A Calvert County judge has ruled against a Drum Point resident who filed a lawsuit seeking to overturn a special tax district in his community.
The suit, filed last fall by John L. Zalusky, argued that the Drum Point special tax district is invalid because the county commissioners did not follow proper procedures when they approved a change last summer. The suit alleged that the commissioners did not give adequate public notice when they reduced the tax for each property owner from $239 to $195.
Circuit Court Judge Marjorie L. Clagett disagreed.
"It is an illogical reading of the language of the statute to require the [commissioners] to begin the notice and comment procedure anew for every change," she wrote in a ruling issued this month. "To require such a procedure for every change could essentially hamstring the passage of any" special tax district.
Commissioner Gerald W. Clark (R-Lusby) said he was pleased by the decision.
"I always felt the suit didn't really have any merits," he said.
Clagett did agree with Zalusky that the commissioners did not have the authority to attach a 1 percent administrative fee to the special tax.
The county "already has in place the departments, procedures, employees and facilities for collection and administration of taxes," she wrote. "Collection of a fee would constitute double payment for the Drum Point taxpayers."
The decision forbids the county to levy the administrative fee but doesn't specify what to do with funds already collected.

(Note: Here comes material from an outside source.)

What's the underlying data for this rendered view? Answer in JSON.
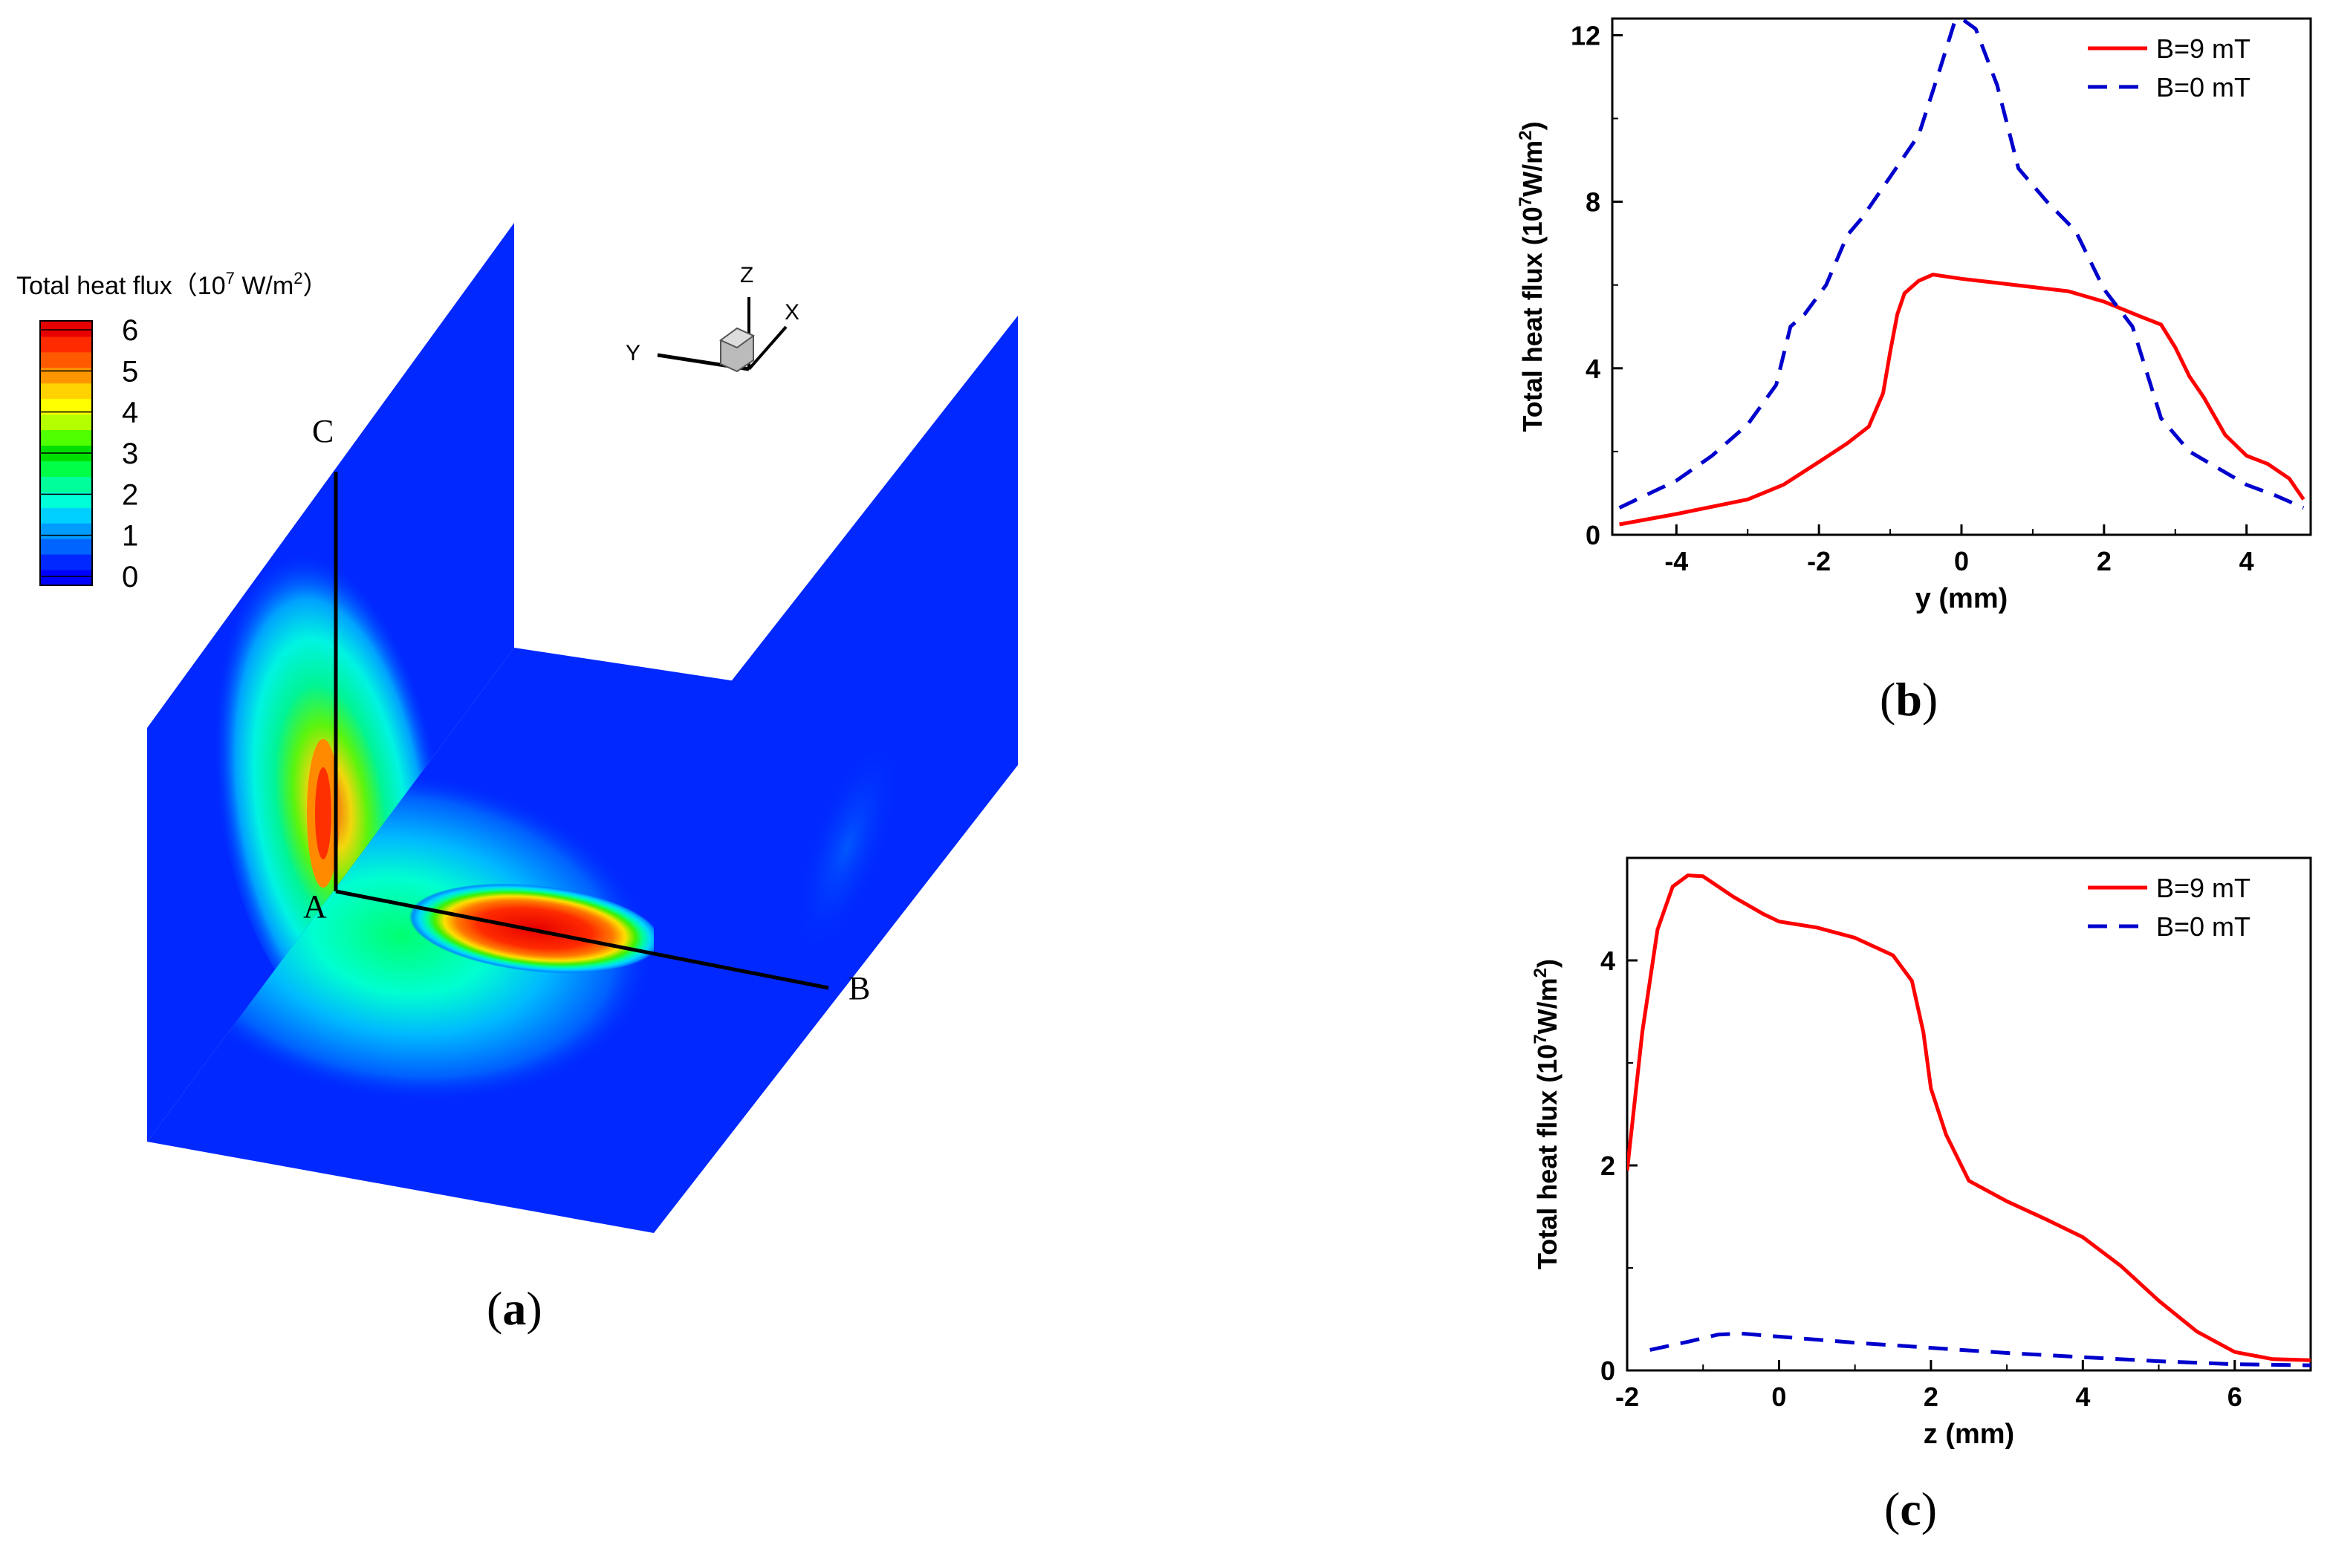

"It would be my hope that they would refund that money to the homeowners," Zalusky said.
Clark said the board has not discussed what to do with the funds. But, he said, "I would assume if the court says we can't collect the 1 percent fee, then we would just give it back."
John R. Gray, president of the Drum Point Property Owners Association's board of directors, said he was relieved that the judge upheld the special tax district, whose revenue is used to upgrade and maintain the commonly owned community roads and other infrastructure. Since the tax district was created in 1996, the county has collected the money and then released it to the property owners association.
"We're just happy to be moving forward," Gray said.
Zalusky, 72, a retired senior economist for the AFL-CIO, said he is in the process of creating a nonprofit political organization whose aim is to unseat the five county commissioners because of their support for the tax district.
Although he is a Democrat, Zalusky said his committee, which he is tentatively calling the Drum Point Group, will be nonpartisan and will include Republicans.
"That's totally his prerogative," Clark said. "He can spend his money and time any way he sees fit."